Van Aken is also aiming to build the brand through embracing social media. The efforts include a blog that follows the creation and development of Sa Va clothing as well as a dedicated Twitter account for fashion questions and updates. There is also a “Get Fashion Help Fast” blog for question-and-answer sessions with Sa Va designers, flat-screen TVs throughout the retail store showing garments in production in the design studio and garment center.

The idea is that SA VA takes essential elements of what Van Aken wanted in a brand—updated classic pieces that can be used in any women’s wardrobe—and expands that to a comprehensive approach that includes designing and producing the clothes in Philadelphia. In the process, the business launched a new fashion concept with a minimum carbon footprint and created 20 manufacturing jobs locally. The last part was key. Rather than outsourcing the manufacturing of clothes overseas, Van Aken hired a team of local seamstresses and tailors that now work in a loft above the store’s showroom.

That jibes with a broader social justice component to the business. In addition to creating local jobs and participating in fair trade practices for accessories that are not produced in-house, SA VA’s web site lists volunteer opportunities to help local women and children. And the business itself strives to be carbon neutral.

Previously, Van Aken had her designs assembled in a factory in Bangladesh. But having designs assembled overseas became problematic, especially with larger and more detail-oriented orders. “It was hard for my partner to keep up,” she says.

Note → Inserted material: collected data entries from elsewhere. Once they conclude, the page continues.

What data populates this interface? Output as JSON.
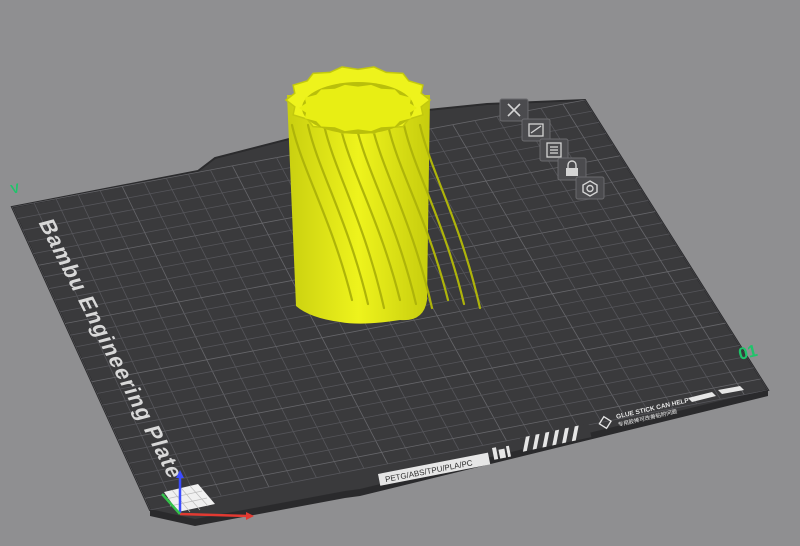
{
  "viewport": {
    "background_color": "#8f8f91",
    "plate": {
      "label": "Bambu Engineering Plate",
      "plate_number": "01",
      "corner_mark": "V",
      "filament_text": "PETG/ABS/TPU/PLA/PC",
      "glue_notice": "GLUE STICK CAN HELP",
      "glue_notice_cn": "专用胶棒可改善粘附问题",
      "surface_color": "#3a3a3c",
      "grid_color": "#57575a",
      "accent_color": "#1fc46a"
    },
    "model": {
      "name": "twisted-vase",
      "color": "#e8ee14"
    },
    "plate_toolbar": [
      {
        "name": "delete-plate-button",
        "icon": "close-icon"
      },
      {
        "name": "arrange-plate-button",
        "icon": "arrange-icon"
      },
      {
        "name": "plate-settings-button",
        "icon": "list-icon"
      },
      {
        "name": "lock-plate-button",
        "icon": "lock-icon"
      },
      {
        "name": "orient-plate-button",
        "icon": "gear-icon"
      }
    ]
  }
}
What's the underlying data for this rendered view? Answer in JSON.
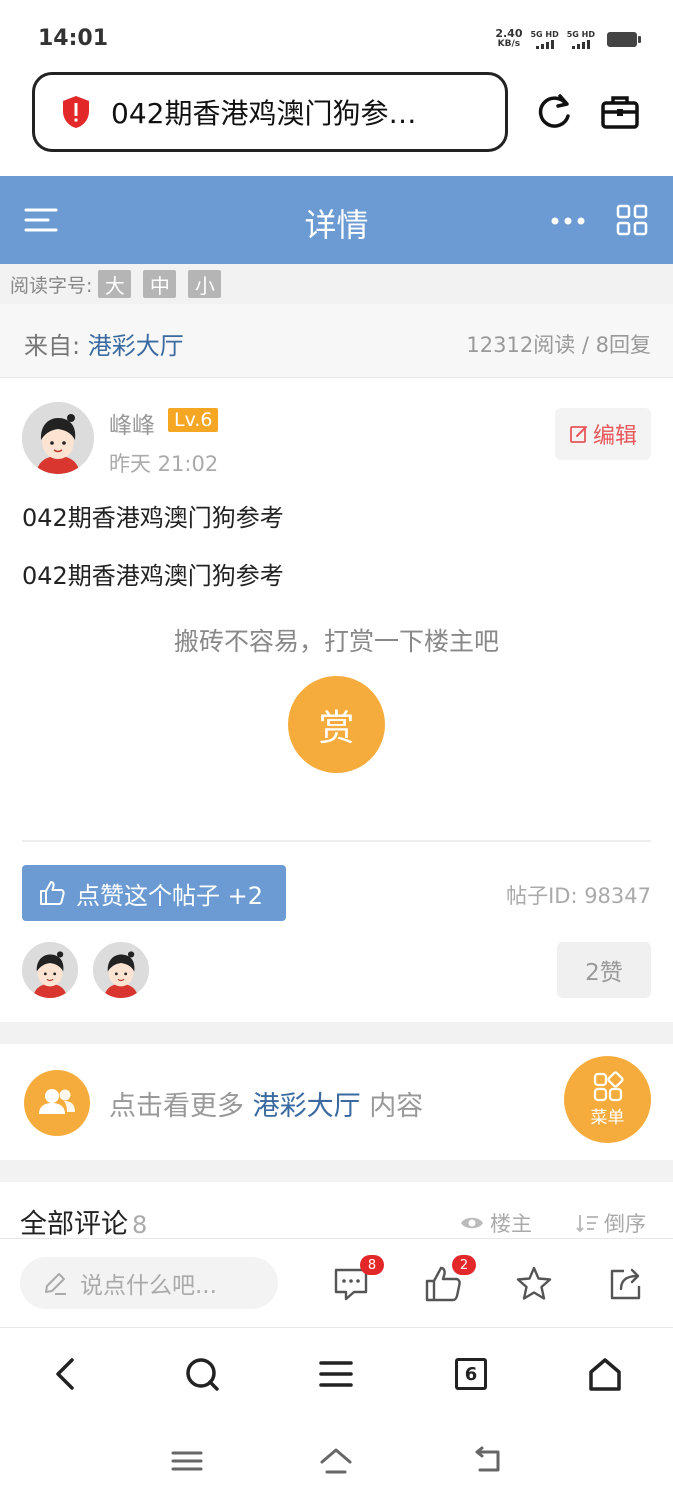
{
  "status_bar": {
    "time": "14:01",
    "net_speed_value": "2.40",
    "net_speed_unit": "KB/s",
    "signal_1": "5G HD",
    "signal_2": "5G HD"
  },
  "browser": {
    "url_title": "042期香港鸡澳门狗参…",
    "security_icon": "shield-alert-icon",
    "reload_icon": "reload-icon",
    "toolbox_icon": "toolbox-icon"
  },
  "header": {
    "title": "详情",
    "menu_icon": "menu-icon",
    "more_icon": "more-dots-icon",
    "grid_icon": "grid-icon",
    "background": "#6b9bd2"
  },
  "font_size_bar": {
    "label": "阅读字号:",
    "options": [
      "大",
      "中",
      "小"
    ]
  },
  "source": {
    "prefix": "来自:",
    "forum": "港彩大厅",
    "stats": "12312阅读 / 8回复"
  },
  "post": {
    "author": "峰峰",
    "level": "Lv.6",
    "time": "昨天 21:02",
    "edit_label": "编辑",
    "lines": [
      "042期香港鸡澳门狗参考",
      "042期香港鸡澳门狗参考"
    ],
    "reward_prompt": "搬砖不容易，打赏一下楼主吧",
    "reward_button": "赏",
    "like_label": "点赞这个帖子 +2",
    "post_id": "帖子ID: 98347",
    "like_count": "2赞"
  },
  "more_bar": {
    "prefix": "点击看更多",
    "forum": "港彩大厅",
    "suffix": "内容",
    "menu_label": "菜单"
  },
  "comments": {
    "title": "全部评论",
    "count": "8",
    "filter_owner": "楼主",
    "filter_order": "倒序"
  },
  "bottom_bar": {
    "input_placeholder": "说点什么吧...",
    "comment_badge": "8",
    "like_badge": "2"
  },
  "browser_nav": {
    "tab_count": "6"
  },
  "colors": {
    "accent_blue": "#6b9bd2",
    "link_blue": "#3a6aa0",
    "orange": "#f5ac3c",
    "badge_red": "#e3282a",
    "edit_red": "#e8575a"
  }
}
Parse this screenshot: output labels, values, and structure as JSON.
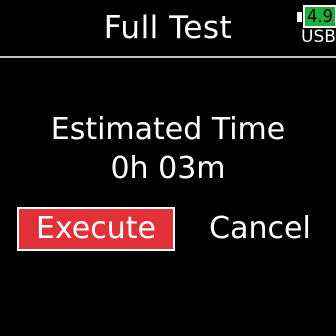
{
  "header": {
    "title": "Full Test"
  },
  "battery": {
    "level": "4.9",
    "source": "USB",
    "color": "#1fae3a"
  },
  "estimate": {
    "label": "Estimated Time",
    "value": "0h 03m"
  },
  "actions": {
    "execute_label": "Execute",
    "cancel_label": "Cancel",
    "selected": "execute",
    "selected_color": "#e3313a"
  }
}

The business model of doing everything locally made Van Aken’s idea attractive to the Philadelphia Industrial Development Corp. (PIDC), a private, not-for-profit corporation created by the Greater Philadelphia Chamber of Commerce and the Commerce Department of the City of Philadelphia. The PIDC provided financing to the project in part because of the jobs it brought to the city.

“The deal with the city was serendipitous,” Van Aken says, “I had struggled with manufacturing and struggled to get the women’s store open.”

Van Aken worked closely with Karen Randall, the city’s director of business attraction, to secure public funds to supplement private backing she had for the concept. Van Aken’s original thought was to launch the line of clothing first, perhaps having them sewed in the garment district in Philadelphia’s Chinatown. But Randall suggested that Van Aken look for both retail and manufacturing space at once.

At the time, Van Aken owned an interest in a building adjacent to where she eventually opened the SA VA store. In a complicated deal, Van Aken formed a new corporation that purchased the adjacent building with the help of funding from the PIDC. The non-profit provided 45 percent of the funding, while a local lender, Valley Green Bank, provided another 45 percent. The last 10 percent was equity. The funds covered the cost of the building, equipment, fixtures and the build-out.

After purchasing the building, the newly formed corporation leased back the first two floors to another retailer and turned the top two floors—which bridged both buildings—into a manufacturing space. The SA VA store opened on the first floor of the building Van Aken already owned.

In the run-up to the opening, Van Aken took advantage of another city initiative by getting a grant from Philadelphia Workforce Development to run an eight-week training program for the workers she would eventually employ.

“They had done a lot of line sewing,” Van Aken says. “They had to learn some intricacies. They only knew how to do certain parts of clothes, but we had to train them to be able to do full garments.”

All told, about 80 percent of the products SA VA sells are made in Philadelphia.